Here, actually, what I have to do is $ frac {(0.609319-0.8 * ub)} {mpe} * kappa2 $then $ frac {(4.42253-0.8 * ub)} {mpe} * kappa2 $ etc.

This must be done at each row. Then I have to export to a data file, where **first column** gives values of k, **second column** given **real** values of **first root** for each k, **third** the column gives **imaginary** part of **first root** for each k, **fourth column** give the **value of the real part of the first root after the calculation above for each k**, **fifth column** give the real values of the second root for each k, **sixth column** given **imaginary** part of **second root** for each k, **seventh column** given **the value of the real part of the second root after the calculation above for each k** etc.

All I could muster was:

- solve the equation
- write it on a table with a real part and a separate imaginary part
- to export the file without what the computation I need.

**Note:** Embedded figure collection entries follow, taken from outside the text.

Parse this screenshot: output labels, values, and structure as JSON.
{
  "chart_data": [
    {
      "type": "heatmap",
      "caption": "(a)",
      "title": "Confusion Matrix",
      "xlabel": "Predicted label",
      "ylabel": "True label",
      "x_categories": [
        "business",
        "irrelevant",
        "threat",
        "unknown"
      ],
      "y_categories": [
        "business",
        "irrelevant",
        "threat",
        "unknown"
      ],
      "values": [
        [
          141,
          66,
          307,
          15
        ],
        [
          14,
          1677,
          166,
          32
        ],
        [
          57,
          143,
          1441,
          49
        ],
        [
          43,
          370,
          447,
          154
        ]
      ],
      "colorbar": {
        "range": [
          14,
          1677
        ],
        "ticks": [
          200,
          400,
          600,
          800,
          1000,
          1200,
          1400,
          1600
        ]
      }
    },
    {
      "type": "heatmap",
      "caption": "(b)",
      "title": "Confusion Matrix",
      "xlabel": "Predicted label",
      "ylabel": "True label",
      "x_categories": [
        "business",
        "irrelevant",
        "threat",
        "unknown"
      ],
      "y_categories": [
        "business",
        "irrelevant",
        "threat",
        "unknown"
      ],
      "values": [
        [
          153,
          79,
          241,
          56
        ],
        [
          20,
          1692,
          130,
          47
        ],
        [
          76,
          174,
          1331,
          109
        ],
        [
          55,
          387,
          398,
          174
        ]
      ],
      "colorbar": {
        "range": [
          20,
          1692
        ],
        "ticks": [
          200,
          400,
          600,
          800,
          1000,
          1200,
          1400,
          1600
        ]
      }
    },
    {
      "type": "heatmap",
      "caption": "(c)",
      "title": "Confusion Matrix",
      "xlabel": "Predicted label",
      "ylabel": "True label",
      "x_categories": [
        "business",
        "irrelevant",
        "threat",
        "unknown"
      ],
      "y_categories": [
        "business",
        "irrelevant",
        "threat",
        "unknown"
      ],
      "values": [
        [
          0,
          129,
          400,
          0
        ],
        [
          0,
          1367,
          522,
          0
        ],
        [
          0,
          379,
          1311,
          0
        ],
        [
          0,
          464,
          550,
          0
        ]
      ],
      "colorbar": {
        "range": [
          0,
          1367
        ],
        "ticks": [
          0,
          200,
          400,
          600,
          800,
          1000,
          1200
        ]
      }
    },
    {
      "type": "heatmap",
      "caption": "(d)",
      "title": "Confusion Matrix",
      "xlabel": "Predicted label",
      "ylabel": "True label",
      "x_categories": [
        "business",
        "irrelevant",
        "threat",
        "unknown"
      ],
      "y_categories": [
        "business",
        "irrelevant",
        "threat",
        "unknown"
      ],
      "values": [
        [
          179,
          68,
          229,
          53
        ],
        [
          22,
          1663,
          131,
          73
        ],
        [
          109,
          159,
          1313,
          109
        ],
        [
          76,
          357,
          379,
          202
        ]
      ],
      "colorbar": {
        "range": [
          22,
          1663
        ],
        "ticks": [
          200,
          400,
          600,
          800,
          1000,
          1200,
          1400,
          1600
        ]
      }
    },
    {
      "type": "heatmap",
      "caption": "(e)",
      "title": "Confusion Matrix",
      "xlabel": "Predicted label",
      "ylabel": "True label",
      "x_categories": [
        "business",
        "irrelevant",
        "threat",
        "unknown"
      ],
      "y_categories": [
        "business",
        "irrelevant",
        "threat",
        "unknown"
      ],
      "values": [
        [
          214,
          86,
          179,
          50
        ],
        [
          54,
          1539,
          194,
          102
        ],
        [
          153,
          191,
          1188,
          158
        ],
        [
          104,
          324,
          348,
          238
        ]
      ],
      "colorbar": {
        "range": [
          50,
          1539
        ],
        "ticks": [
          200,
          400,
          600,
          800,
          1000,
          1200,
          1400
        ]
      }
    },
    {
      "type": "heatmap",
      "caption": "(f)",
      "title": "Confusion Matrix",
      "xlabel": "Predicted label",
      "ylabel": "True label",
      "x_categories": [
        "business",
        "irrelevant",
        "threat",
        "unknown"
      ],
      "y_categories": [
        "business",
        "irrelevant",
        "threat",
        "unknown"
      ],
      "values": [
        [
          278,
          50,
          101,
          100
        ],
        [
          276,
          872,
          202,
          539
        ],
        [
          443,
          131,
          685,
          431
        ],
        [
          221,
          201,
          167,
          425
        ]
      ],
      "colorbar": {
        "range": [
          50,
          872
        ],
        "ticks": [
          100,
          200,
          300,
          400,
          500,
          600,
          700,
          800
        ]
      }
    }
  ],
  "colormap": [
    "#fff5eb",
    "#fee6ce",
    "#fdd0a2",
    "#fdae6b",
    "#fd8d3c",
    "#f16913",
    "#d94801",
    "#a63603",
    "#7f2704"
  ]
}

Ideally, what I'm looking for is like this:

The code I wrote is:

```
Erase everything["Global`*"]
[Kappa] = 6;
Ub = 2.4;
mp = 1836.2;
mpi = 0.25;
z = 2.0;
Nbzero = 0.01;
Nezero = 1.0 - Nbzero;
Nizero = 0.05;
Npzero = 1.0 - (z Nizero);
Tbe = 0.0046;
Tie = 0.4;
Tpe = 0.2;
a1 = 1 + (2 [Kappa] - 1) / (2 [Kappa] - 3) Nezero / k ^ 2 + (
2 [Kappa] - 1) / (2 [Kappa] - 3) Nbzero / (k ^ 2 Tbe);
a2 = ((2 [Kappa] - 1) (2 [Kappa] + 1)) / (2 [Kappa] - 3) ^ 2;
a3 = Nezero / (k ^ 4 mpe);
a4 = Nbzero / (k ^ 4 Tbe ^ 2 mpe);
a5 = Nizero z ^ 2 mpi;
a6 = 3 Link mpi k ^ 2;
a7 = Npzero;
a8 = 3 k ^ 2 Tpe;
first = a1;
second = a2 (a3 w ^ 2 + a4 (w - k * Ub) ^ 2);
third = a5 / w ^ 2 (1 + a6 / w ^ 2);
va = a7 / w ^ 2 (1 + a8 / w ^ 2);
dsprnrelatn = a1 - second - third - fourth;
rots = w /. nSolve[dsprnrelatn == 0, w];
value of kstr = 0.1;
kinterval = 0.1;
kendvalue = 1;
solnofequation =
Table[Flatten@{k, ReIm /@ rots}, {k, kstrtvalue, kendvalue,
kinterval}]
solnofequation[[8]]kappa2 = gamma[[[[[Kappa] + 1](2 [Kappa]) (3/2);
Table[solnofequation[[1, c]], {c, 1, 13}]Table[solnofequation[[1, c]], {c, 2, 12, 2}]a = table[Table[solnofequation[[r, c]], {c, 2, 12, 2}], {r, 1, 5}]setDirectory[NotebookDirectory[]];
titles1 =
Join[{{"k", "real_part1", "imag_part1", "real_part2", "imag_part2",
"real_part3", "imag_part3", "real_part4", "imag_part4",
"real_part5", "imag_part5", "real_part6", "imag_part6"}},
solnofequation];
Export["mathtica_z" <> ToString[z] <> "Nbzero" <> ToString[Nbzero] <>
"Nizero" <> ToString[Nizero] <> "Tpe" <> ToString[Tpe] <> "Tie" <>
ToString[Tie] <> "Tbe" <> ToString[Tbe] <> "Ub" <> ToString[Ub] <>
"_kappa" <> ToString[[[[[Kappa]]<> ".dat", header1, "Table"];
```

Any help will be appreciated. I know that this question is very long, I could not stop it. Thank you at least to those who took the time to read this long question.